Col. Strobridge said the Defense Department’s recent review of possible health system reforms made only minimal changes, in part because the decision process gave heavy weight to how hard a change would be. “So the first choice was to make retirees pay more, because it was easier.”

He called the proposed plan to means-test TRICARE fees based on the beneficiary’s retired pay amount patently discriminatory against the military.

“No other federal retiree has health benefits means-tested, and it’s rare in the civilian world,” he said. “Under that perverse system, the longer and more successfully you serve, the lower your health benefit.”

Further, he expressed MOAA’s strong objection to the proposal to index TRICARE fees to some measure of health cost growth.

“We believe the percentage increase in any year should not exceed the percentage growth in military retired pay,” Col. Strobridge said.

Finally, Col. Strobridge aggressively challenged the idea that military retirees should have their fees raised because they pay less for health care than civilians do.

“Whenever somebody gives me that argument,” Col. Strobridge said, “I ask them: If the military deal is so great, are you willing to pay what they did to earn it? Would you sign up to spend the next 20 to 30 years being deployed to Iraq, Afghanistan or any other garden spot the government wants to send you to?
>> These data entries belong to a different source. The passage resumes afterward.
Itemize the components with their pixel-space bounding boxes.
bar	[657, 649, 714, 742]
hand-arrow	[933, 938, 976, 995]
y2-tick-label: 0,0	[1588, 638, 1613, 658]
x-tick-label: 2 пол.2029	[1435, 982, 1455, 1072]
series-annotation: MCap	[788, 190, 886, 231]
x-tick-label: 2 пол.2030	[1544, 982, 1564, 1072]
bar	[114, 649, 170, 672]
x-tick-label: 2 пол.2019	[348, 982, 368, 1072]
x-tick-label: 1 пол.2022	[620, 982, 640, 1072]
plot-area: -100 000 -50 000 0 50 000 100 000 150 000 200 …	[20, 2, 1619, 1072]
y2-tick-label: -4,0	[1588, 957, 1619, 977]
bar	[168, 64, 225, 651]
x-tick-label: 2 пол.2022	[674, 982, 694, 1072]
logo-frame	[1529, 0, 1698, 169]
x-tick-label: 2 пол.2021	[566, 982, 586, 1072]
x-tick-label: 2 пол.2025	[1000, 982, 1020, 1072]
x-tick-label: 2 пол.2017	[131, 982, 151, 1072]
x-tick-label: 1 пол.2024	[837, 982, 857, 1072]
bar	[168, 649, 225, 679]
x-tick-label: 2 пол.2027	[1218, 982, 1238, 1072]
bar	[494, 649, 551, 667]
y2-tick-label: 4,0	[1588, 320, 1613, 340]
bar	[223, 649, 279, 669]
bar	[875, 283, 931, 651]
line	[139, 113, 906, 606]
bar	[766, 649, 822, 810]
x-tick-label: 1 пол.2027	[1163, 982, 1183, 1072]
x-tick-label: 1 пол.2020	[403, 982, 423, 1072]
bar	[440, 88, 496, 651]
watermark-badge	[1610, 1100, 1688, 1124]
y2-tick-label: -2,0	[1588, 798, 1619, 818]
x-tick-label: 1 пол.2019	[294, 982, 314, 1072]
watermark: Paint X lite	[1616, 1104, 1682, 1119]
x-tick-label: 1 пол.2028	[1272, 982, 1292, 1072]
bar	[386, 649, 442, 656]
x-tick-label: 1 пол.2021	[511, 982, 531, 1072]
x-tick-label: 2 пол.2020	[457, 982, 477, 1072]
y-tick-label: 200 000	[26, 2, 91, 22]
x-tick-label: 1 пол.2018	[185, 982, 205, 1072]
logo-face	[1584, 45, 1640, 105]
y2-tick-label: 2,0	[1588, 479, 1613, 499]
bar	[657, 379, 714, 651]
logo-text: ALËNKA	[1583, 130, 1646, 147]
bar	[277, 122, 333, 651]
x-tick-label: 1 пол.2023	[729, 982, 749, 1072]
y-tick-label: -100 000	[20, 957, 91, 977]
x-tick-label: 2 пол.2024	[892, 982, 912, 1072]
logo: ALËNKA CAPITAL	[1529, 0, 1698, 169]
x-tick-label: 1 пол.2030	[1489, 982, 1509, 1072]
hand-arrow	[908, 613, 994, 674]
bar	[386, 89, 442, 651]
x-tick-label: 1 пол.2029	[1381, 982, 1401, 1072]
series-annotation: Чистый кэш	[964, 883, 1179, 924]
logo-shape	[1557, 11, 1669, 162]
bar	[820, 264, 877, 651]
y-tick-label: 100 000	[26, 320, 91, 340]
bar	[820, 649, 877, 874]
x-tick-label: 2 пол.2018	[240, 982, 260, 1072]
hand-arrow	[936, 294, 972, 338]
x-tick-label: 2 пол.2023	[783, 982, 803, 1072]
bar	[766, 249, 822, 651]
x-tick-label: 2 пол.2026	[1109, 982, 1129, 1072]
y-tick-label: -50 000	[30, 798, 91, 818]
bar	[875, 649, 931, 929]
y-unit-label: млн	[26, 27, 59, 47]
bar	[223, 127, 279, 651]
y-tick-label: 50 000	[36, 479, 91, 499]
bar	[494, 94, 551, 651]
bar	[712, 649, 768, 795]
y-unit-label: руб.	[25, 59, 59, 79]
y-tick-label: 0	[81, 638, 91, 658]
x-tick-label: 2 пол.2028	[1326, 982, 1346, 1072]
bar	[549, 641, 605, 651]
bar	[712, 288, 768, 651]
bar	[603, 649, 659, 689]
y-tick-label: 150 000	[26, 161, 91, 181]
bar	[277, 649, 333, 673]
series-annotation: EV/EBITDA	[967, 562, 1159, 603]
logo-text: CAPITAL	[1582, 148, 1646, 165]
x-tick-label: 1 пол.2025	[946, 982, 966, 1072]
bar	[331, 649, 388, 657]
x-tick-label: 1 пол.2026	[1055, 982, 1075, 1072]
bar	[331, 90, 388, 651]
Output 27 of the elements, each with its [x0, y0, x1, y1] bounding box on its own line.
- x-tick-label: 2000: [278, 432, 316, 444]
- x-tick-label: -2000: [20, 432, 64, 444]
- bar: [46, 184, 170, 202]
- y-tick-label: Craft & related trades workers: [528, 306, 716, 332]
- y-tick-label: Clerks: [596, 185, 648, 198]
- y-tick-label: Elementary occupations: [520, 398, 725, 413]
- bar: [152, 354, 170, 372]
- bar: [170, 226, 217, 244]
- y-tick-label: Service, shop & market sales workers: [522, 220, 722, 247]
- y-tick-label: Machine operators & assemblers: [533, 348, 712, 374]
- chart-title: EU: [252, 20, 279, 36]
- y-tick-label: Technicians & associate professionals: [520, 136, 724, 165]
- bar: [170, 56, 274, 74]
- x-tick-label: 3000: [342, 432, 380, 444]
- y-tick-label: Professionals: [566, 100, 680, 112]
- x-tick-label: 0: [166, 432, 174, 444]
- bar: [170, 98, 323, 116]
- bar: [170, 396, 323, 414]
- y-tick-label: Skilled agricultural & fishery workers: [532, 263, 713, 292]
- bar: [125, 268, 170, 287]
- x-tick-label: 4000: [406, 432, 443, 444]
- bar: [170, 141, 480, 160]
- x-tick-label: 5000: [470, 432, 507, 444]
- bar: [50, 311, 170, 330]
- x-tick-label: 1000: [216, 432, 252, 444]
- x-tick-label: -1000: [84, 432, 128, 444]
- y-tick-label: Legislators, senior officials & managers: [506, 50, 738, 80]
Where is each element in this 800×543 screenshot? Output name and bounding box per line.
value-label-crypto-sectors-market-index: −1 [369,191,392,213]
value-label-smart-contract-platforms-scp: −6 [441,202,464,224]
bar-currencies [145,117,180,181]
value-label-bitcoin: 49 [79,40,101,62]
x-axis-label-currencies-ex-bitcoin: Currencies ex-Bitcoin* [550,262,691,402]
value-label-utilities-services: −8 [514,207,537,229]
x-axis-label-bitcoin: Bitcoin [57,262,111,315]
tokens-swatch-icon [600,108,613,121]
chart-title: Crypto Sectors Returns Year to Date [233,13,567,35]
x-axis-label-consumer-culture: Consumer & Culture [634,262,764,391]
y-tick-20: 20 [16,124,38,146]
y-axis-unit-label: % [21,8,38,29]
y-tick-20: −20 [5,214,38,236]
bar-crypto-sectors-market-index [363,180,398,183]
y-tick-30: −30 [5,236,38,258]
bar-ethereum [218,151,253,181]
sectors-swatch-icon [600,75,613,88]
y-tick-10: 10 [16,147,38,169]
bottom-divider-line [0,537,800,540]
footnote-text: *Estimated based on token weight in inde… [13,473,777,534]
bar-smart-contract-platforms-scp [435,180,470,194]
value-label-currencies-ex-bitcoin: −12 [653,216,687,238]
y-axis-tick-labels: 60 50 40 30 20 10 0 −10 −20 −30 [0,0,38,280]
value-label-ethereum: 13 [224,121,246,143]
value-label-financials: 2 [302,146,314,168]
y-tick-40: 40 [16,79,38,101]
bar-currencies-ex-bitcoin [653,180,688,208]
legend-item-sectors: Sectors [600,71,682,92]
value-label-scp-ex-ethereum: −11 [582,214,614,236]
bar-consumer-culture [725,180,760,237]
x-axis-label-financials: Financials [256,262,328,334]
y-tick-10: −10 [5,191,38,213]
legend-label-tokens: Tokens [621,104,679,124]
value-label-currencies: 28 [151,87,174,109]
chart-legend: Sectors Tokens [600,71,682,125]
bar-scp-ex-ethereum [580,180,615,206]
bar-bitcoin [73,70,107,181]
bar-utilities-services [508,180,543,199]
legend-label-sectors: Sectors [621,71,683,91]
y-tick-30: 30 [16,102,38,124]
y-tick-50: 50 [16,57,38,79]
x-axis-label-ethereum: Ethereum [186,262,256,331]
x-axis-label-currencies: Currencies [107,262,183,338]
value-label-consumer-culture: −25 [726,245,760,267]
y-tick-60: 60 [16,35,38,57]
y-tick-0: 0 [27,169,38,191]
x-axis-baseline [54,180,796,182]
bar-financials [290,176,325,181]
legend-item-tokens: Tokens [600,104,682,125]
That’s the huge prepaid premium that’s overlooked when you only compare payments in cash.”

“The reality is that military people pay far greater premiums to earn their health care than any civilian ever has or ever will,” he said.

• The Department of Veterans Affairs has released the second in a series of annual reports from its Gulf War Veterans Illnesses Task Force, outlining how the department will address the concerns of veterans deployed during the Gulf War of 1990-1991. The report is available on the Internet at

“This report, which considered input from nearly 500 veterans who responded to the draft report, provides a road map for our continued enhancements in the care and services we provide to Gulf War veterans,” said Secretary of Veterans Affairs Eric K. Shinseki. “We will also apply lessons learned from this task force to our engagement with veterans of all eras.”

VA issued a draft version of this report for public comment on Oct. 21, 2011. During the 30-day comment period, VA received more than 450 comments through a special social media Website created for this purpose, along with 25 other comments received through mail, email and telephone calls.